Tranformer looping option not available in 8.1 version.


Thank you.

Posted: Wed Feb 14, 2018 8:56 am
by chulett
Right. Ancient. :wink:

Still curious if a database is an option, if that's where your skills are - perhaps even an Oracle external table. I'd also be curious what you've tried so far.

Posted: Wed Feb 14, 2018 9:53 am
by UCDI
Im open to C if you need it, but I would personally attack this one in excel if at all possible (to the point that I might even consider elimination of datastage entirely depending on the circumstances).

Another idea.. .what is the largest # that can appear? If its less than 10, you can just split out a transformer and manufacture up to that many rows simply. A little fragile if the # can get big in the future, but sometimes, you know it won't...?
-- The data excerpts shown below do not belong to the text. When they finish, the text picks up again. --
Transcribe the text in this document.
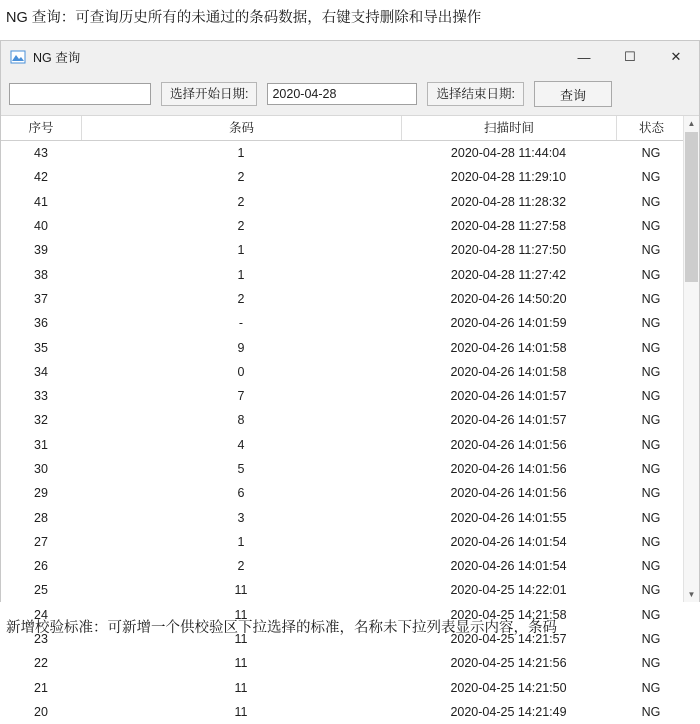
NG 查询：可查询历史所有的未通过的条码数据，右键支持删除和导出操作
NG 查询	—	☐	✕
选择开始日期:
2020-04-28	选择结束日期:	查询
序号	条码	扫描时间	状态
43	1	2020-04-28 11:44:04	NG
42	2	2020-04-28 11:29:10	NG
41	2	2020-04-28 11:28:32	NG
40	2	2020-04-28 11:27:58	NG
39	1	2020-04-28 11:27:50	NG
38	1	2020-04-28 11:27:42	NG
37	2	2020-04-26 14:50:20	NG
36	-	2020-04-26 14:01:59	NG
35	9	2020-04-26 14:01:58	NG
34	0	2020-04-26 14:01:58	NG
33	7	2020-04-26 14:01:57	NG
32	8	2020-04-26 14:01:57	NG
31	4	2020-04-26 14:01:56	NG
30	5	2020-04-26 14:01:56	NG
29	6	2020-04-26 14:01:56	NG
28	3	2020-04-26 14:01:55	NG
27	1	2020-04-26 14:01:54	NG
26	2	2020-04-26 14:01:54	NG
25	11	2020-04-25 14:22:01	NG
24	11	2020-04-25 14:21:58	NG
23	11	2020-04-25 14:21:57	NG
22	11	2020-04-25 14:21:56	NG
21	11	2020-04-25 14:21:50	NG
20	11	2020-04-25 14:21:49	NG
▲
▼
新增校验标准：可新增一个供校验区下拉选择的标准，名称未下拉列表显示内容，条码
I have found that the VB transformer using a VB routine is pretty much equally fast to C for simple tasks. C is marginally faster on encrypt or bit manipulation or hard math, but string processing, its a wash.

Posted: Thu Feb 15, 2018 10:41 am
by chulett
Unless I'm misremembering how things work (or just confused) I think you meant:

- The Filter stage limits the output using the condition COUNT <= ROWNUM

Yes?

Posted: Thu Feb 15, 2018 11:17 am
by Thomas.B
We need to send the record to the output unless the row number is higher than the number of rows to generate, in my head, my logic is right.

Anyway, Siva will test it if he decides that is the right solution.

Posted: Thu Feb 15, 2018 12:03 pm
by chulett
Ah... guess I had the two values backwards in my head. D'oh.

Posted: Fri Feb 16, 2018 9:57 am
by rkashyap
Another option could be leveraging Unix ... invoke following command in either External Source stage or using Filter option of Sequential file stage

Code: Select all

awk 'BEGIN {FS="|";RS="\n"};  (NR> 1) {for(i=0; i<$2; ++i) {print $1}}' <inputfile>